A team at Revell Publishers. They set me an exercise to give them some idea of the sort of cover I would approve of, and then they went to work. The only thing I knew the cover had to have was a picture of an eagle. When I opened the picture of the new cover, which came attached to an email, I loved it on first sight. But . . . there was no eagle. It had to be a mistake. Then I took a good look at the woman on the cover and I rejoiced. She is the eagle! She is about to rise and soar. It was perfect.

What was the hardest part of writing your book?
Wondering how I would ever get a publisher. I live in South Africa, where we don’t have publishing houses like they have in the States. As it happened, I didn’t have to wait long. I received an incredible gift of a trip to attend a Christian writing conference in the States, and while there I met the acquisition editor for Revell publishers.

Did you learn anything from writing your book and what was it?
I discovered I’m a perfectionist! I did fifteen edits of the manuscript before I sent it to my editor at Revell, who of course had many more suggestions. I find it difficult to let go of my writing, as every time I read I spot something else I could do better.

Do you have any advice for other writers?
Yes—write! Painters paint. Nurses nurse.
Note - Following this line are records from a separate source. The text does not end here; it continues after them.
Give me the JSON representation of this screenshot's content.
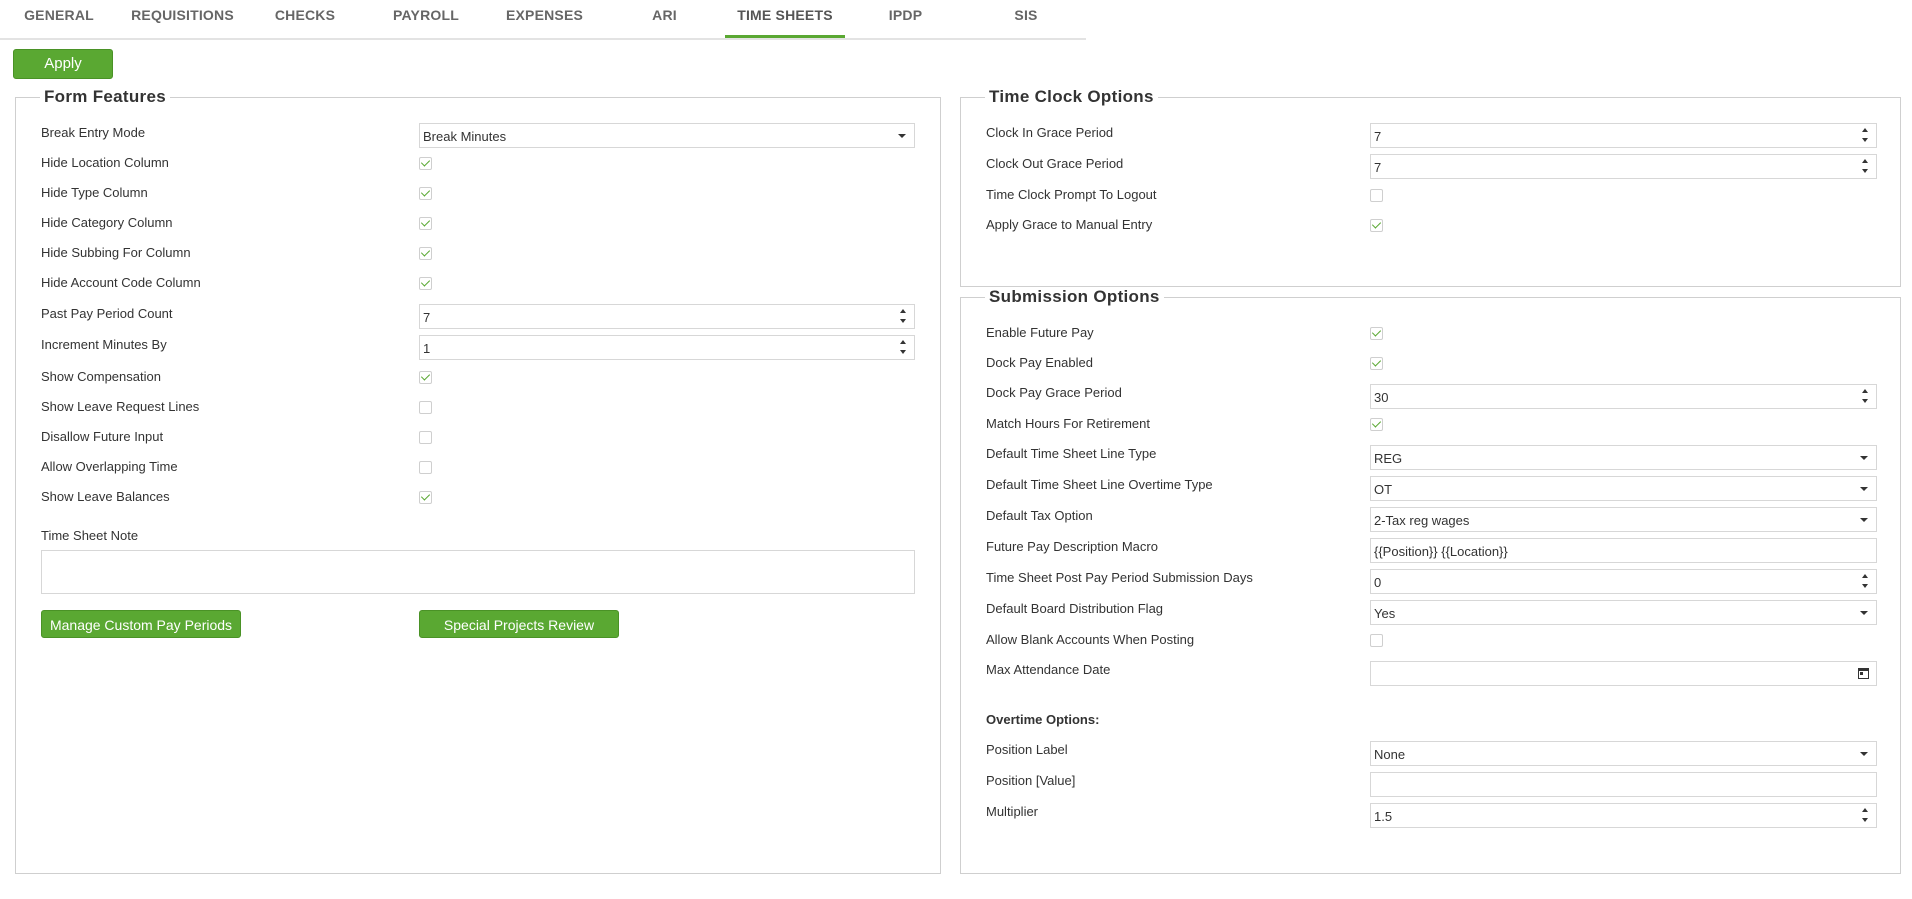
{
  "tabs": [
    "GENERAL",
    "REQUISITIONS",
    "CHECKS",
    "PAYROLL",
    "EXPENSES",
    "ARI",
    "TIME SHEETS",
    "IPDP",
    "SIS"
  ],
  "active_tab": "TIME SHEETS",
  "apply_label": "Apply",
  "form_features": {
    "title": "Form Features",
    "break_entry_mode": {
      "label": "Break Entry Mode",
      "value": "Break Minutes"
    },
    "hide_location": {
      "label": "Hide Location Column",
      "checked": true
    },
    "hide_type": {
      "label": "Hide Type Column",
      "checked": true
    },
    "hide_category": {
      "label": "Hide Category Column",
      "checked": true
    },
    "hide_subbing": {
      "label": "Hide Subbing For Column",
      "checked": true
    },
    "hide_account_code": {
      "label": "Hide Account Code Column",
      "checked": true
    },
    "past_pay_period_count": {
      "label": "Past Pay Period Count",
      "value": "7"
    },
    "increment_minutes": {
      "label": "Increment Minutes By",
      "value": "1"
    },
    "show_compensation": {
      "label": "Show Compensation",
      "checked": true
    },
    "show_leave_request_lines": {
      "label": "Show Leave Request Lines",
      "checked": false
    },
    "disallow_future_input": {
      "label": "Disallow Future Input",
      "checked": false
    },
    "allow_overlapping_time": {
      "label": "Allow Overlapping Time",
      "checked": false
    },
    "show_leave_balances": {
      "label": "Show Leave Balances",
      "checked": true
    },
    "time_sheet_note": {
      "label": "Time Sheet Note",
      "value": ""
    },
    "manage_custom_pay_periods": "Manage Custom Pay Periods",
    "special_projects_review": "Special Projects Review"
  },
  "time_clock": {
    "title": "Time Clock Options",
    "clock_in_grace": {
      "label": "Clock In Grace Period",
      "value": "7"
    },
    "clock_out_grace": {
      "label": "Clock Out Grace Period",
      "value": "7"
    },
    "prompt_to_logout": {
      "label": "Time Clock Prompt To Logout",
      "checked": false
    },
    "apply_grace_manual": {
      "label": "Apply Grace to Manual Entry",
      "checked": true
    }
  },
  "submission": {
    "title": "Submission Options",
    "enable_future_pay": {
      "label": "Enable Future Pay",
      "checked": true
    },
    "dock_pay_enabled": {
      "label": "Dock Pay Enabled",
      "checked": true
    },
    "dock_pay_grace": {
      "label": "Dock Pay Grace Period",
      "value": "30"
    },
    "match_hours_retirement": {
      "label": "Match Hours For Retirement",
      "checked": true
    },
    "default_line_type": {
      "label": "Default Time Sheet Line Type",
      "value": "REG"
    },
    "default_overtime_type": {
      "label": "Default Time Sheet Line Overtime Type",
      "value": "OT"
    },
    "default_tax_option": {
      "label": "Default Tax Option",
      "value": "2-Tax reg wages"
    },
    "future_pay_macro": {
      "label": "Future Pay Description Macro",
      "value": "{{Position}} {{Location}}"
    },
    "post_period_days": {
      "label": "Time Sheet Post Pay Period Submission Days",
      "value": "0"
    },
    "board_distribution": {
      "label": "Default Board Distribution Flag",
      "value": "Yes"
    },
    "allow_blank_accounts": {
      "label": "Allow Blank Accounts When Posting",
      "checked": false
    },
    "max_attendance_date": {
      "label": "Max Attendance Date",
      "value": ""
    },
    "overtime_header": "Overtime Options:",
    "position_label": {
      "label": "Position Label",
      "value": "None"
    },
    "position_value": {
      "label": "Position [Value]",
      "value": ""
    },
    "multiplier": {
      "label": "Multiplier",
      "value": "1.5"
    }
  },
  "colors": {
    "accent": "#5aa832",
    "border": "#cfcfcf"
  },
  "icons": {
    "checkmark": "check-icon",
    "dropdown": "chevron-down-icon",
    "spinner": "spinner-icon",
    "calendar": "calendar-icon"
  }
}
Pilots fly planes. Writers have to write. I meet so many people who plan to write a book “one day”. You don’t wake up one morning and discover, “I’ve become a writer.” Writing is a craft like any other, and if you plan to get published, you need to learn the techniques and put them into practice. Write. Submit. Above all, be patient with yourself. It takes years and thousands of words to train as a writer.

Do you have anything specific that you want to say to your readers?
I hope you never “need” my book, but the key to coping with cancer or any other life-threatening disease or crisis, is contained in Isaiah 40:31. “Wait upon the Lord . . .” Wait. He will renew your strength. You don’t need to do that yourself. Your job is to wait.
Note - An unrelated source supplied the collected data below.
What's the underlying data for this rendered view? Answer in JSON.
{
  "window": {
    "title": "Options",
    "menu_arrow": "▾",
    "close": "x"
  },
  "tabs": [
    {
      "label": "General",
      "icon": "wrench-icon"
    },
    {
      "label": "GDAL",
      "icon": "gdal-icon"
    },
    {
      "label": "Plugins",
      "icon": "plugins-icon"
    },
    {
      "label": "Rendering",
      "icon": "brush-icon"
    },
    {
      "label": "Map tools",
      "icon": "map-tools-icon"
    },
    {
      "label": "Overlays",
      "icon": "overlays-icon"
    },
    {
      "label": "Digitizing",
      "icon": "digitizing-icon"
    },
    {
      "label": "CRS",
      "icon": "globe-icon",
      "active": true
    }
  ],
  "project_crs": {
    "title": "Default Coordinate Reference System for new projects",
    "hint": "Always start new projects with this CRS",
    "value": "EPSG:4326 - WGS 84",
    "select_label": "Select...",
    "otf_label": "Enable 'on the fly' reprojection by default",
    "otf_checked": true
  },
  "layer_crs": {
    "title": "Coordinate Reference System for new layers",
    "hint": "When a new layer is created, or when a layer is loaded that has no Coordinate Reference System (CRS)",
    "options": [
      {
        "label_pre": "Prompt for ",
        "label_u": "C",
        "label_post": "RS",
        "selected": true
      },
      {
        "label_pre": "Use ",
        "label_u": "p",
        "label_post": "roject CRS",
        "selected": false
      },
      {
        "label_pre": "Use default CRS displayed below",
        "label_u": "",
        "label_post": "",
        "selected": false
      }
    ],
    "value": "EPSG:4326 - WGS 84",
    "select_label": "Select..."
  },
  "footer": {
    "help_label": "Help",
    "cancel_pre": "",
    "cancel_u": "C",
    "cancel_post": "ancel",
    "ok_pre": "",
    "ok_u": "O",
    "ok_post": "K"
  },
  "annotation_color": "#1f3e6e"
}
My many thanks to Ms. Corder for doing this interview. Please feel free to leave comments, suggestions, or questions. 

Ms. Corder can be found at www.shirleycorder.com 


  1. What a great interview. So much encouragement!

  2. Wonderful interview. The collaborative journey with a publisher is interesting, they chose a great title and designed a great cover. Glad you wrote the book, I'm sure it will encourage many.
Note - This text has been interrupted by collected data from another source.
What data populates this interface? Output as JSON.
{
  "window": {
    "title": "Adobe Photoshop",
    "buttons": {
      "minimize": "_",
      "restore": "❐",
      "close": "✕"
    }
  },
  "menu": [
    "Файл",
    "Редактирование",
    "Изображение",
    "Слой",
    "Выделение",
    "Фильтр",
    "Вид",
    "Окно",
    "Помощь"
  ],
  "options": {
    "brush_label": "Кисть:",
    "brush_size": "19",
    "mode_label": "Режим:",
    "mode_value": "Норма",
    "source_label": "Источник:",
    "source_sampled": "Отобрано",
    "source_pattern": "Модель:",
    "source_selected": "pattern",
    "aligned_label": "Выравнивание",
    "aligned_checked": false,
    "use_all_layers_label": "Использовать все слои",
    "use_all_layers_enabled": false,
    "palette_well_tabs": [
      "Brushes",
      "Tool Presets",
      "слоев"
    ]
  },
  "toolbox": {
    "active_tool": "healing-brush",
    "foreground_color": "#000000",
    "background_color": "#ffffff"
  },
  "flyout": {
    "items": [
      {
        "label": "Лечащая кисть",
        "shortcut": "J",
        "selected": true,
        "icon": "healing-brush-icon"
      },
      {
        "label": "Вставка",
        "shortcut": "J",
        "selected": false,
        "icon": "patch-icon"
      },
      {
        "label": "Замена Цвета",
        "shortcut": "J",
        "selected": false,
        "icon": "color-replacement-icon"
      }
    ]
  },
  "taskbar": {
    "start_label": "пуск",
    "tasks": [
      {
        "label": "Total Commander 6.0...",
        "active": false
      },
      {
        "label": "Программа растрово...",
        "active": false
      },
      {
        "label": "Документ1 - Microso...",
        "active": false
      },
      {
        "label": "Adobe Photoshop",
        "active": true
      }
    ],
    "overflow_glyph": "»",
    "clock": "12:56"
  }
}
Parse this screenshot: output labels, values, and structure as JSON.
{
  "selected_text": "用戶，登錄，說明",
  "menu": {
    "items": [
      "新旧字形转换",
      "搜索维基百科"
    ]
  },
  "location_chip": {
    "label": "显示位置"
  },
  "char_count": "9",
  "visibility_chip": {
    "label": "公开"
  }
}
  3. Thank you for your comments ladies. You're right, Karen. It was truly a collaborative journey. I've been blessed by a great team at Revell.

  4. I'm glad Revell had the discernment to publish this book. They did a wonderful job of putting the package together. I, too, wish they had left the word "breast" out of the title. It artificially narrows the market for the book. There are so many kinds of cancer and so many patients and caregivers who can benefit from it.

    This was a great interview, Karen. Thank you for posting it. I'm sorry you've had to deal with cancer. And I hope it's well under control, if not gone entirely.

  5. I'm interested in your comment about the title, Judith. Thank you for your comments.

    1. Shirley and I have talked about specifying the cancer in the titles for both our books. I believe that some readers are not attracted to the book because it appears to be for that one cancer. Yet, those with ovarian cancer might possibly be looking for one just about it because there is less information about it than other cancers.
      Judith, I am grateful that I just celebrated my 5th birth-day of being cancer free. We each have various challenges to face in life, and one of mine was cancer. Thank you for good wishes.